The third variety of craniopharyngioma is the one that has its origin within the sellar cavity, as evidenced by a long history of hypopituitarism, but extends upward to result in a recent visual disturbance. This lesion is associated with a large sella turcica; its suprasellar extension is most often covered by the diaphragma sellae. This case presents a controversial indication. In some cases, it has been possible to approach the lesion by a transsphenoidal route and achieve total excision. However, if the suprasellar extension does not collapse down into the sella during the first procedure, a second must be tried approximately 1 month later, after repeated radiographic studies. If the capsule has collapsed down into the sella, it is still possible to achieve total excision by a transsphenoidal route. If the capsule remains attached to the hypothalamus and the surrounding neurovascular structures, however, the second operation should use an intracranial transfrontal approach.

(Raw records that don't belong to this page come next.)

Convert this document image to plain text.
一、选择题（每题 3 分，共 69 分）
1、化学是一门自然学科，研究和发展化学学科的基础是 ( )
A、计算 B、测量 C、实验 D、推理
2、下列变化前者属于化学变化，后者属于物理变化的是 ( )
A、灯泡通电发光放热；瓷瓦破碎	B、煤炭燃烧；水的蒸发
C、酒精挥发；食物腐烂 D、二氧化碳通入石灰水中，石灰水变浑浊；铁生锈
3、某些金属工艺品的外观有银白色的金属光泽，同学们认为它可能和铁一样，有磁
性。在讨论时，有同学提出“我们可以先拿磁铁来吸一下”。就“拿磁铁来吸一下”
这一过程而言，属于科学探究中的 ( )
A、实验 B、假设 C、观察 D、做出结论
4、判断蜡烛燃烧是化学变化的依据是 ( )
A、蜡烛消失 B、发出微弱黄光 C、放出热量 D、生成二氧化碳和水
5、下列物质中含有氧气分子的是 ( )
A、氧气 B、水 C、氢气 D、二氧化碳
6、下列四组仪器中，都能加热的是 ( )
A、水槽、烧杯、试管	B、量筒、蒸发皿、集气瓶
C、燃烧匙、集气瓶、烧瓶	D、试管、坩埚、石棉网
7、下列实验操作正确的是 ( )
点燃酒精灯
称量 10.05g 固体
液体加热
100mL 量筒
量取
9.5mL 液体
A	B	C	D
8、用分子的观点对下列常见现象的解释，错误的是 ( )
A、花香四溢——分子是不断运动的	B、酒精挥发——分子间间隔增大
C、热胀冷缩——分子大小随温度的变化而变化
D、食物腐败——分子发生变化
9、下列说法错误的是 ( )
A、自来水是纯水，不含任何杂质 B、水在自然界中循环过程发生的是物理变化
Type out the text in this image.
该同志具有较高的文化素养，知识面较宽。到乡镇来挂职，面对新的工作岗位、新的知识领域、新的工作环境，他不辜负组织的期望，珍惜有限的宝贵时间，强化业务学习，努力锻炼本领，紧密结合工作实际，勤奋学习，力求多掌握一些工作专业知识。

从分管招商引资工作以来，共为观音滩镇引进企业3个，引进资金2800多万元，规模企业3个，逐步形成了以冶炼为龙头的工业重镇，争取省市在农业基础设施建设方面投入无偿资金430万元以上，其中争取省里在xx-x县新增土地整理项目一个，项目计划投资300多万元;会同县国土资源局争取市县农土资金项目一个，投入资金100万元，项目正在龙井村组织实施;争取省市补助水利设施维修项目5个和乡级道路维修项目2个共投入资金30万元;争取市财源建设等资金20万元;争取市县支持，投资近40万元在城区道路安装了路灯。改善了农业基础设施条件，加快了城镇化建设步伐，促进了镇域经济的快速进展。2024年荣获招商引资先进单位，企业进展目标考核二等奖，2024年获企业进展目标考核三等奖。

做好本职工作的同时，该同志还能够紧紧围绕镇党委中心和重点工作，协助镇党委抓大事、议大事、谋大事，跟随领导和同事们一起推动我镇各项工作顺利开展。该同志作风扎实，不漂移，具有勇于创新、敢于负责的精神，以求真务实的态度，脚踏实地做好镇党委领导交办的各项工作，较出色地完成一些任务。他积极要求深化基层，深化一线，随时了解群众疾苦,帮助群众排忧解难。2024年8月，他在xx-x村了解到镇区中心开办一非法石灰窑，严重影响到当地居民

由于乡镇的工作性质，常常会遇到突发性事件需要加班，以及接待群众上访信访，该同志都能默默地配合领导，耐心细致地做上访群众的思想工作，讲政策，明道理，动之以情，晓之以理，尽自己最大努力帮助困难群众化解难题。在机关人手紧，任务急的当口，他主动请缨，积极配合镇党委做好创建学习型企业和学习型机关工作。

Finally, occasionally an emergency procedure is required because of development of an acute intracranial pressure effect before an endocrine workup has been completed. Using intravenous cortisone replacement, a transsphenoidal approach can be carried out rapidly and a large cystic craniopharyngioma punctured and evacuated. Residual fluid will eventually drain into the sphenoid sinus, preventing recurrence of cystic dilatation and pressure on neurovascular structures. A decision concerning the ideal surgical treatment and further radical excision of the lesion can be postponed until after this temporary relief has been obtained and the endocrine workup completed.
Other nonpituitary lesions of the sella turcica can also be approached transsphenoidally: meningiomas, germinomas, granulomas, and intrasellar cystic lesions are best so approached. Tumors destroying the posterior wall of the sella turcica and the clivus, such as chordomas, are located just below the sella turcica in the posterior wall of the sphenoid sinus. After the usual transsphenoidal approach is carried out, the manoeuvres along the posterior clivus are performed under radiofluoroscopic control, making possible extensive removal of the tumor, although most often this is incomplete. Nevertheless, radiation therapy may prevent or delay recurrence of this unusual lesion.